1.3.19

Sebastiana Chulé




Não foi esta sapatilha verde – o espelho fiel do desesperado e depauperado grémio do lagartêdo - a arreganhar a dentuça, mas se tivesse sido, seria em tudo igual à chanca que Sebastiana Chulé, uma patarreca leonina, ergueu ameaçadoramente nas bancadas do seu estádio para um pacífico lampião.

Este episódio hilariante, mas muito pouco comum, ocorreu no decurso do último derby jogado naquele recinto, em que a mulher, conhecida no seu bairro por “A Chulé”, colocou em prática a sua estratégia para afugentar os seus inimigos figadais de longa data, os afamados “gloriosos lampiões”.

A sua vida está repleta de cenas burlescas, muitas delas de cariz passional de varandas para varandas. Quando as zaragatas acontecem nos arraiais lá do bairro é ela que põe ordem na casa – saca da sua chanca e põe tudo a “dar às de vila Diogo”, tal é o intragável e intenso fedor a chulé. Um autêntico gás lacrimogéneo!
Quando “A Chulé” nasceu, já aquele que viria a ser o seu grande amor, o “seu çeportèn”, vivia horas de agonia. O jejum de títulos, os fracassos, as humilhações contínuas, as comédias e as barracadas protagonizadas pelos viscondes falidos do condado de Alvalade, despertaram nela desde muito jovem, um sentimento de ódio e inveja visando injustamente o seu rival glorioso. Como tem sido habitual, já há muitos anos, para ela e para a maioria dos seus companheiros de clube, a culpa é sempre do Benfica.
Seus pais e avós, pressentindo a abstinência de títulos do seu clube, baptizaram-na, dando-lhe o nome de Sebastiana, numa alusão a D. Sebastião que diz a lenda, depois de se ter perdido completamente nas areias escaldantes de Alcácer-Quibir, deveria reaparecer um dia, numa manhã de nevoeiro.
Até hoje, nada!
Nos dias em que a neblina cai sobre o seu bairro, Sebastiana renova as suas esperanças, mas logo que ela se dissipa aos primeiros raios de sol, a cruel realidade provoca-lhe uma desilusão inconsolável e as alucinações surgem em catadupa nas “varandas” da vergonha como um rasto de miséria – imagens de cabeças-de-algodão, de jamesons, de gordinhos, de palitos carecas e barbudos, de cardinais, de bdc’s, de cuspes electrónicos, de invasões, de cashballs, de tumultos, de calotes sem fim são para ela um grande tormento. Sebastiana desespera. Vive constantes depressões e uma angústia enorme.

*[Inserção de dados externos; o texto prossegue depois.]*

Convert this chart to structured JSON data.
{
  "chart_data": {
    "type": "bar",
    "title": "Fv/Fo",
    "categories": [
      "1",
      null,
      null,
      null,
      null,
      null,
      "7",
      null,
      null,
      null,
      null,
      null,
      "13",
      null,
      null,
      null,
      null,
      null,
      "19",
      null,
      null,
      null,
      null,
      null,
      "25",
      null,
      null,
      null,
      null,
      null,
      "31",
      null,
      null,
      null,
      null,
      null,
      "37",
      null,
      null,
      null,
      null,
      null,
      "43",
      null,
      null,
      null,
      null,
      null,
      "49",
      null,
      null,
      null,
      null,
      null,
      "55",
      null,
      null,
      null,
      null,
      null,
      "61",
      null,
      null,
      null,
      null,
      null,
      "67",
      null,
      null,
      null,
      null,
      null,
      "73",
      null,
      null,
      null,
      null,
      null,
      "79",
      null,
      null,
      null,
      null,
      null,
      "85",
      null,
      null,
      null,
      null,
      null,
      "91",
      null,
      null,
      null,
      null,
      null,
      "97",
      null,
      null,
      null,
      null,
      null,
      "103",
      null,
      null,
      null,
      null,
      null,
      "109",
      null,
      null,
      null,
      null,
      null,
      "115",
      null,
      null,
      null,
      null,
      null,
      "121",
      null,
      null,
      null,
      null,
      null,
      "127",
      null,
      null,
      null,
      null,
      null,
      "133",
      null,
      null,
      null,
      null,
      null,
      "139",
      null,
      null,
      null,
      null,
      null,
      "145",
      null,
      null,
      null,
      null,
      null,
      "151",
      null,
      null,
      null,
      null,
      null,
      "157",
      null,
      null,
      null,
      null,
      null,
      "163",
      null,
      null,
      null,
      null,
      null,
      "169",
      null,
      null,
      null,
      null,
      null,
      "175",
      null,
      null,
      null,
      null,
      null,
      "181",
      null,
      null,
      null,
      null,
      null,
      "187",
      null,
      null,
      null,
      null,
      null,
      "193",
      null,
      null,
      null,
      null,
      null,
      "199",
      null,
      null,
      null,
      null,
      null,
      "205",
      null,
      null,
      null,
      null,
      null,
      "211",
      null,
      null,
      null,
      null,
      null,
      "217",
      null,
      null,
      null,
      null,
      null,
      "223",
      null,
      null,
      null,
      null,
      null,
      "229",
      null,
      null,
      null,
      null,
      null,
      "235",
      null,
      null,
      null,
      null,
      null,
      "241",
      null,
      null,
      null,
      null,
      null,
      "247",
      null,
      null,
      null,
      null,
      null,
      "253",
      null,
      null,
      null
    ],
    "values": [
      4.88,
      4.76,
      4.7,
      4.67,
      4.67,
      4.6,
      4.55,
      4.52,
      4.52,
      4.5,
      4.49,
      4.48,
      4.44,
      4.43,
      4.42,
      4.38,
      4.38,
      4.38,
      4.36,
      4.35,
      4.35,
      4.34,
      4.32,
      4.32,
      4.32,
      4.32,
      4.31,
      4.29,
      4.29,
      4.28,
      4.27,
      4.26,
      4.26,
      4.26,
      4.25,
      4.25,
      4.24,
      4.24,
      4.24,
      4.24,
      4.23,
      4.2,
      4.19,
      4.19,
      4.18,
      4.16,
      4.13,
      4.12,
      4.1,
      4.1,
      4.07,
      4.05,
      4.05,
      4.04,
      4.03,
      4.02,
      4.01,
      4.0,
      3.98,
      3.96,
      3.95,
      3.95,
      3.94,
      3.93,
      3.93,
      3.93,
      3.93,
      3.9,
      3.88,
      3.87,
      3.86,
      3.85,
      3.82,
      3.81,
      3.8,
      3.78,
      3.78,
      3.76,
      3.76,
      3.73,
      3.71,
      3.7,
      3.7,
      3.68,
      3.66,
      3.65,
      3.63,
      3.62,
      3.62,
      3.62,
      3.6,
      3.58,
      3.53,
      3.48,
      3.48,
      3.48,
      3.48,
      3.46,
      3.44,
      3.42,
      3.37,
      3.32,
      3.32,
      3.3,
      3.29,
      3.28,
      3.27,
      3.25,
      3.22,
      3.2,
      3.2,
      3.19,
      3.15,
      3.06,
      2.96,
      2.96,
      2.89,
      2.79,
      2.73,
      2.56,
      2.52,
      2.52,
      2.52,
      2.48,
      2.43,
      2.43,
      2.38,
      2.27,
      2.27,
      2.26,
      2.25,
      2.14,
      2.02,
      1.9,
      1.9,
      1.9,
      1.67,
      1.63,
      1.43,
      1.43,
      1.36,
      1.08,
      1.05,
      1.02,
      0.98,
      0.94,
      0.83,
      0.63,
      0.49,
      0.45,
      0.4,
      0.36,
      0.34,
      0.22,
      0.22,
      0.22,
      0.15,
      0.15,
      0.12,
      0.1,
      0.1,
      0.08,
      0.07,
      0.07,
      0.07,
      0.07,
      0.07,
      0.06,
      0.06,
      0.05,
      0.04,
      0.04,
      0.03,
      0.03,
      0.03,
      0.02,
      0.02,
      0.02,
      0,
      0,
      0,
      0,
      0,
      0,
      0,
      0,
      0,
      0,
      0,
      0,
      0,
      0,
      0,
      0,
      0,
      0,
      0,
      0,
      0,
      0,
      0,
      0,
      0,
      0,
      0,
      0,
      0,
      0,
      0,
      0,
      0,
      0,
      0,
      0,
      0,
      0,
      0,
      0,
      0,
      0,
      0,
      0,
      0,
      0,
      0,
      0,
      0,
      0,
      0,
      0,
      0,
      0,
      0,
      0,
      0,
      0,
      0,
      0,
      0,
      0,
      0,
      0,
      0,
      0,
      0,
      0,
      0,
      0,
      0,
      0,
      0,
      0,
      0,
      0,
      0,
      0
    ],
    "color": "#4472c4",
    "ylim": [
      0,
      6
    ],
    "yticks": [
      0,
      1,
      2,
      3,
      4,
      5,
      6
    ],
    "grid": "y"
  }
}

Desta vez, a ida ao seu estádio para ver o "derby” aumentou o seu indescritível instinto persecutório em relação ao seu ódio de estimação – sempre que avistava uma águia tinha recorrentes fanicos, o vermelho punha-lhe os olhos fora das órbitas, os seus tímpanos rebentavam só de ouvir a sigla SLB. E assim que “A Chulé” já com o desafio a decorrer, vislumbrou um pacato lampião, discretamente de vermelho vestido sentado nuns degraus acima na sua arquibancada, não foi de modas - sacou dos pés uma das suas chancas e vociferando ameaças, exibiu mais uma vez os seus complexos e frustrações, deixando no ar um rasto fedorento. O adepto rival guardou calmamente na sacola o seu manto sagrado. Mas, para mal dos pecados de Sebastiana, nem com a eficácia do seu chulé livrou o seu grémio de mais uma derrota. Desta vez por 4-2. Os “stewards”, à beira de uma intoxicação, mandaram-na para os balneários mais próximos lavar os pés com uma solução de vinagre e água e o rapaz vitorioso num assomo de comiseração ofereceu-lhe para a azia severa quatro pacotes de bicarbonato de sódio. Um por cada golo.
Nessa noite, Sebastiana Chulé, ao contrário da lenda sebastiânica, desapareceu no meio de um denso nevoeiro vermelho.